Oberhaeuser visualise les ressources et la consommation
On passe à l’échelle mondiale avec cette carte par anamorphose du Bureau Oberhaeuser, une agence de design d’information installée à Hambourg. La taille des pays est ajustée en fonction du niveau de consommation de sa population et des ressources intérieures du pays. Un carte terriblement esthétique mais assez dense, qu’il faut accrocher au mur pour prendre le temps de l’explorer.
Elections : redessinez, c’est gagné
Aux Etats-Unis, le « gerrymandering » est l’un des casse-têtes favoris des gouverneurs pour s’assurer des sièges à leur parti dans les districts où l’électorat lui est devenu moins favorable. Le rédécoupage des périmètres électoraux a fait l’objet de nombreux formats explicatifs visuels très réussis, dont celui de FiveThirtyEight, qui utilise un algorithme pour redessiner la carte électorale en fonction des objectifs recherchés. Pour comprendre cette mécanique complexe, le New York Times a conçu un jeu dans une ville imaginaire, Hexapolis, où vous pouvez dessiner à loisir vos districts afin de vous assurer la victoire.
Fonds européens : l’enjeu des frontières régionales
En parlant de redessiner les frontières, cette démonstration de Maarten Lambrechts parue dans The Pudding il y a trois ans est remarquable.

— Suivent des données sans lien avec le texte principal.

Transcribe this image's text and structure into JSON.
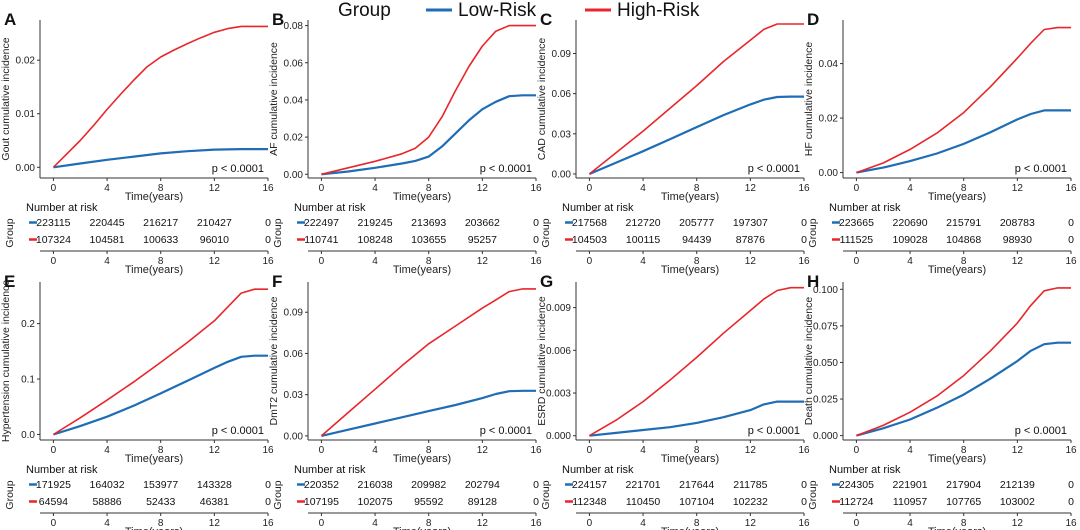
{
  "legend": {
    "title": "Group",
    "items": [
      {
        "label": "Low-Risk",
        "color": "#1f6db5"
      },
      {
        "label": "High-Risk",
        "color": "#e8262b"
      }
    ]
  },
  "risk_table": {
    "title": "Number at risk",
    "group_label": "Group",
    "x_label": "Time(years)"
  },
  "chart_data": [
    {
      "panel": "A",
      "type": "line",
      "xlabel": "Time(years)",
      "ylabel": "Gout cumulative incidence",
      "xlim": [
        -1,
        16
      ],
      "ylim": [
        -0.002,
        0.0275
      ],
      "xticks": [
        0,
        4,
        8,
        12,
        16
      ],
      "xtick_labels": [
        "0",
        "4",
        "8",
        "12",
        "16"
      ],
      "yticks": [
        0,
        0.01,
        0.02
      ],
      "ytick_labels": [
        "0.00",
        "0.01",
        "0.02"
      ],
      "pvalue": "p < 0.0001",
      "series": [
        {
          "name": "Low-Risk",
          "color": "#1f6db5",
          "x": [
            0,
            2,
            4,
            6,
            8,
            10,
            12,
            14,
            16
          ],
          "y": [
            0,
            0.0007,
            0.0014,
            0.002,
            0.0026,
            0.003,
            0.0033,
            0.0034,
            0.0034
          ]
        },
        {
          "name": "High-Risk",
          "color": "#e8262b",
          "x": [
            0,
            1,
            2,
            3,
            4,
            5,
            6,
            7,
            8,
            9,
            10,
            11,
            12,
            13,
            14,
            15,
            16
          ],
          "y": [
            0,
            0.0025,
            0.005,
            0.0078,
            0.0108,
            0.0136,
            0.0163,
            0.0188,
            0.0206,
            0.0219,
            0.0231,
            0.0242,
            0.0252,
            0.0259,
            0.0263,
            0.0263,
            0.0263
          ]
        }
      ],
      "risk_rows": [
        {
          "group": "Low-Risk",
          "counts": [
            "223115",
            "220445",
            "216217",
            "210427",
            "0"
          ]
        },
        {
          "group": "High-Risk",
          "counts": [
            "107324",
            "104581",
            "100633",
            "96010",
            "0"
          ]
        }
      ]
    },
    {
      "panel": "B",
      "type": "line",
      "xlabel": "Time(years)",
      "ylabel": "AF cumulative incidence",
      "xlim": [
        -1,
        16
      ],
      "ylim": [
        -0.002,
        0.083
      ],
      "xticks": [
        0,
        4,
        8,
        12,
        16
      ],
      "xtick_labels": [
        "0",
        "4",
        "8",
        "12",
        "16"
      ],
      "yticks": [
        0,
        0.02,
        0.04,
        0.06,
        0.08
      ],
      "ytick_labels": [
        "0.00",
        "0.02",
        "0.04",
        "0.06",
        "0.08"
      ],
      "pvalue": "p < 0.0001",
      "series": [
        {
          "name": "Low-Risk",
          "color": "#1f6db5",
          "x": [
            0,
            2,
            4,
            6,
            7,
            8,
            9,
            10,
            11,
            12,
            13,
            14,
            15,
            16
          ],
          "y": [
            0,
            0.0015,
            0.0035,
            0.0058,
            0.0072,
            0.0095,
            0.015,
            0.022,
            0.029,
            0.035,
            0.039,
            0.042,
            0.0425,
            0.0425
          ]
        },
        {
          "name": "High-Risk",
          "color": "#e8262b",
          "x": [
            0,
            2,
            4,
            6,
            7,
            8,
            9,
            10,
            11,
            12,
            13,
            14,
            15,
            16
          ],
          "y": [
            0,
            0.0035,
            0.007,
            0.011,
            0.014,
            0.02,
            0.031,
            0.045,
            0.058,
            0.069,
            0.077,
            0.08,
            0.08,
            0.08
          ]
        }
      ],
      "risk_rows": [
        {
          "group": "Low-Risk",
          "counts": [
            "222497",
            "219245",
            "213693",
            "203662",
            "0"
          ]
        },
        {
          "group": "High-Risk",
          "counts": [
            "110741",
            "108248",
            "103655",
            "95257",
            "0"
          ]
        }
      ]
    },
    {
      "panel": "C",
      "type": "line",
      "xlabel": "Time(years)",
      "ylabel": "CAD cumulative incidence",
      "xlim": [
        -1,
        16
      ],
      "ylim": [
        -0.003,
        0.115
      ],
      "xticks": [
        0,
        4,
        8,
        12,
        16
      ],
      "xtick_labels": [
        "0",
        "4",
        "8",
        "12",
        "16"
      ],
      "yticks": [
        0,
        0.03,
        0.06,
        0.09
      ],
      "ytick_labels": [
        "0.00",
        "0.03",
        "0.06",
        "0.09"
      ],
      "pvalue": "p < 0.0001",
      "series": [
        {
          "name": "Low-Risk",
          "color": "#1f6db5",
          "x": [
            0,
            2,
            4,
            6,
            8,
            10,
            12,
            13,
            14,
            15,
            16
          ],
          "y": [
            0,
            0.0085,
            0.017,
            0.026,
            0.035,
            0.044,
            0.052,
            0.0555,
            0.0575,
            0.0578,
            0.0578
          ]
        },
        {
          "name": "High-Risk",
          "color": "#e8262b",
          "x": [
            0,
            2,
            4,
            6,
            8,
            10,
            12,
            13,
            14,
            15,
            16
          ],
          "y": [
            0,
            0.016,
            0.032,
            0.049,
            0.066,
            0.084,
            0.1,
            0.108,
            0.112,
            0.112,
            0.112
          ]
        }
      ],
      "risk_rows": [
        {
          "group": "Low-Risk",
          "counts": [
            "217568",
            "212720",
            "205777",
            "197307",
            "0"
          ]
        },
        {
          "group": "High-Risk",
          "counts": [
            "104503",
            "100115",
            "94439",
            "87876",
            "0"
          ]
        }
      ]
    },
    {
      "panel": "D",
      "type": "line",
      "xlabel": "Time(years)",
      "ylabel": "HF cumulative incidence",
      "xlim": [
        -1,
        16
      ],
      "ylim": [
        -0.002,
        0.056
      ],
      "xticks": [
        0,
        4,
        8,
        12,
        16
      ],
      "xtick_labels": [
        "0",
        "4",
        "8",
        "12",
        "16"
      ],
      "yticks": [
        0,
        0.02,
        0.04
      ],
      "ytick_labels": [
        "0.00",
        "0.02",
        "0.04"
      ],
      "pvalue": "p < 0.0001",
      "series": [
        {
          "name": "Low-Risk",
          "color": "#1f6db5",
          "x": [
            0,
            2,
            4,
            6,
            8,
            10,
            12,
            13,
            14,
            15,
            16
          ],
          "y": [
            0,
            0.0018,
            0.0042,
            0.007,
            0.0105,
            0.0148,
            0.0195,
            0.0215,
            0.0228,
            0.0228,
            0.0228
          ]
        },
        {
          "name": "High-Risk",
          "color": "#e8262b",
          "x": [
            0,
            2,
            4,
            6,
            8,
            10,
            12,
            13,
            14,
            15,
            16
          ],
          "y": [
            0,
            0.0035,
            0.0085,
            0.0145,
            0.022,
            0.0315,
            0.042,
            0.0475,
            0.0525,
            0.0532,
            0.0532
          ]
        }
      ],
      "risk_rows": [
        {
          "group": "Low-Risk",
          "counts": [
            "223665",
            "220690",
            "215791",
            "208783",
            "0"
          ]
        },
        {
          "group": "High-Risk",
          "counts": [
            "111525",
            "109028",
            "104868",
            "98930",
            "0"
          ]
        }
      ]
    },
    {
      "panel": "E",
      "type": "line",
      "xlabel": "Time(years)",
      "ylabel": "Hypertension cumulative incidence",
      "xlim": [
        -1,
        16
      ],
      "ylim": [
        -0.01,
        0.275
      ],
      "xticks": [
        0,
        4,
        8,
        12,
        16
      ],
      "xtick_labels": [
        "0",
        "4",
        "8",
        "12",
        "16"
      ],
      "yticks": [
        0,
        0.1,
        0.2
      ],
      "ytick_labels": [
        "0.0",
        "0.1",
        "0.2"
      ],
      "pvalue": "p < 0.0001",
      "series": [
        {
          "name": "Low-Risk",
          "color": "#1f6db5",
          "x": [
            0,
            2,
            4,
            6,
            8,
            10,
            12,
            13,
            14,
            15,
            16
          ],
          "y": [
            0,
            0.015,
            0.032,
            0.052,
            0.074,
            0.097,
            0.12,
            0.131,
            0.14,
            0.142,
            0.142
          ]
        },
        {
          "name": "High-Risk",
          "color": "#e8262b",
          "x": [
            0,
            2,
            4,
            6,
            8,
            10,
            12,
            13,
            14,
            15,
            16
          ],
          "y": [
            0,
            0.03,
            0.062,
            0.095,
            0.13,
            0.166,
            0.205,
            0.23,
            0.255,
            0.262,
            0.262
          ]
        }
      ],
      "risk_rows": [
        {
          "group": "Low-Risk",
          "counts": [
            "171925",
            "164032",
            "153977",
            "143328",
            "0"
          ]
        },
        {
          "group": "High-Risk",
          "counts": [
            "64594",
            "58886",
            "52433",
            "46381",
            "0"
          ]
        }
      ]
    },
    {
      "panel": "F",
      "type": "line",
      "xlabel": "Time(years)",
      "ylabel": "DmT2 cumulative incidence",
      "xlim": [
        -1,
        16
      ],
      "ylim": [
        -0.003,
        0.112
      ],
      "xticks": [
        0,
        4,
        8,
        12,
        16
      ],
      "xtick_labels": [
        "0",
        "4",
        "8",
        "12",
        "16"
      ],
      "yticks": [
        0,
        0.03,
        0.06,
        0.09
      ],
      "ytick_labels": [
        "0.00",
        "0.03",
        "0.06",
        "0.09"
      ],
      "pvalue": "p < 0.0001",
      "series": [
        {
          "name": "Low-Risk",
          "color": "#1f6db5",
          "x": [
            0,
            2,
            4,
            6,
            8,
            10,
            12,
            13,
            14,
            15,
            16
          ],
          "y": [
            0,
            0.0045,
            0.009,
            0.0135,
            0.018,
            0.0225,
            0.0275,
            0.0305,
            0.0325,
            0.0328,
            0.0328
          ]
        },
        {
          "name": "High-Risk",
          "color": "#e8262b",
          "x": [
            0,
            2,
            4,
            6,
            8,
            10,
            12,
            13,
            14,
            15,
            16
          ],
          "y": [
            0,
            0.017,
            0.034,
            0.051,
            0.067,
            0.08,
            0.093,
            0.099,
            0.105,
            0.107,
            0.107
          ]
        }
      ],
      "risk_rows": [
        {
          "group": "Low-Risk",
          "counts": [
            "220352",
            "216038",
            "209982",
            "202794",
            "0"
          ]
        },
        {
          "group": "High-Risk",
          "counts": [
            "107195",
            "102075",
            "95592",
            "89128",
            "0"
          ]
        }
      ]
    },
    {
      "panel": "G",
      "type": "line",
      "xlabel": "Time(years)",
      "ylabel": "ESRD cumulative incidence",
      "xlim": [
        -1,
        16
      ],
      "ylim": [
        -0.0003,
        0.0108
      ],
      "xticks": [
        0,
        4,
        8,
        12,
        16
      ],
      "xtick_labels": [
        "0",
        "4",
        "8",
        "12",
        "16"
      ],
      "yticks": [
        0,
        0.003,
        0.006,
        0.009
      ],
      "ytick_labels": [
        "0.000",
        "0.003",
        "0.006",
        "0.009"
      ],
      "pvalue": "p < 0.0001",
      "series": [
        {
          "name": "Low-Risk",
          "color": "#1f6db5",
          "x": [
            0,
            2,
            4,
            6,
            8,
            10,
            12,
            13,
            14,
            15,
            16
          ],
          "y": [
            0,
            0.0002,
            0.0004,
            0.0006,
            0.0009,
            0.0013,
            0.0018,
            0.0022,
            0.0024,
            0.0024,
            0.0024
          ]
        },
        {
          "name": "High-Risk",
          "color": "#e8262b",
          "x": [
            0,
            2,
            4,
            6,
            8,
            10,
            12,
            13,
            14,
            15,
            16
          ],
          "y": [
            0,
            0.0011,
            0.0024,
            0.0039,
            0.0055,
            0.0072,
            0.0088,
            0.0096,
            0.0102,
            0.0104,
            0.0104
          ]
        }
      ],
      "risk_rows": [
        {
          "group": "Low-Risk",
          "counts": [
            "224157",
            "221701",
            "217644",
            "211785",
            "0"
          ]
        },
        {
          "group": "High-Risk",
          "counts": [
            "112348",
            "110450",
            "107104",
            "102232",
            "0"
          ]
        }
      ]
    },
    {
      "panel": "H",
      "type": "line",
      "xlabel": "Time(years)",
      "ylabel": "Death cumulative incidence",
      "xlim": [
        -1,
        16
      ],
      "ylim": [
        -0.003,
        0.105
      ],
      "xticks": [
        0,
        4,
        8,
        12,
        16
      ],
      "xtick_labels": [
        "0",
        "4",
        "8",
        "12",
        "16"
      ],
      "yticks": [
        0,
        0.025,
        0.05,
        0.075,
        0.1
      ],
      "ytick_labels": [
        "0.000",
        "0.025",
        "0.050",
        "0.075",
        "0.100"
      ],
      "pvalue": "p < 0.0001",
      "series": [
        {
          "name": "Low-Risk",
          "color": "#1f6db5",
          "x": [
            0,
            2,
            4,
            6,
            8,
            10,
            12,
            13,
            14,
            15,
            16
          ],
          "y": [
            0,
            0.005,
            0.011,
            0.019,
            0.028,
            0.039,
            0.051,
            0.058,
            0.0625,
            0.0635,
            0.0635
          ]
        },
        {
          "name": "High-Risk",
          "color": "#e8262b",
          "x": [
            0,
            2,
            4,
            6,
            8,
            10,
            12,
            13,
            14,
            15,
            16
          ],
          "y": [
            0,
            0.007,
            0.016,
            0.027,
            0.041,
            0.058,
            0.077,
            0.089,
            0.099,
            0.101,
            0.101
          ]
        }
      ],
      "risk_rows": [
        {
          "group": "Low-Risk",
          "counts": [
            "224305",
            "221901",
            "217904",
            "212139",
            "0"
          ]
        },
        {
          "group": "High-Risk",
          "counts": [
            "112724",
            "110957",
            "107765",
            "103002",
            "0"
          ]
        }
      ]
    }
  ]
}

Certains fonds structurels européens étant réservés aux régions les moins avancées, le développement économique rapide des grandes villes d’anciens pays du bloc soviétique, comme Varsovie, risquait de rendre inéligible à ces aides des régions entières, pourtant en difficultés. La Hongrie a fini par créer une entité administrative nouvelle pour l’agglomération de Budapest, à l’image la Pologne avec Varsovie ou encore la Littuanie avec Vilnius.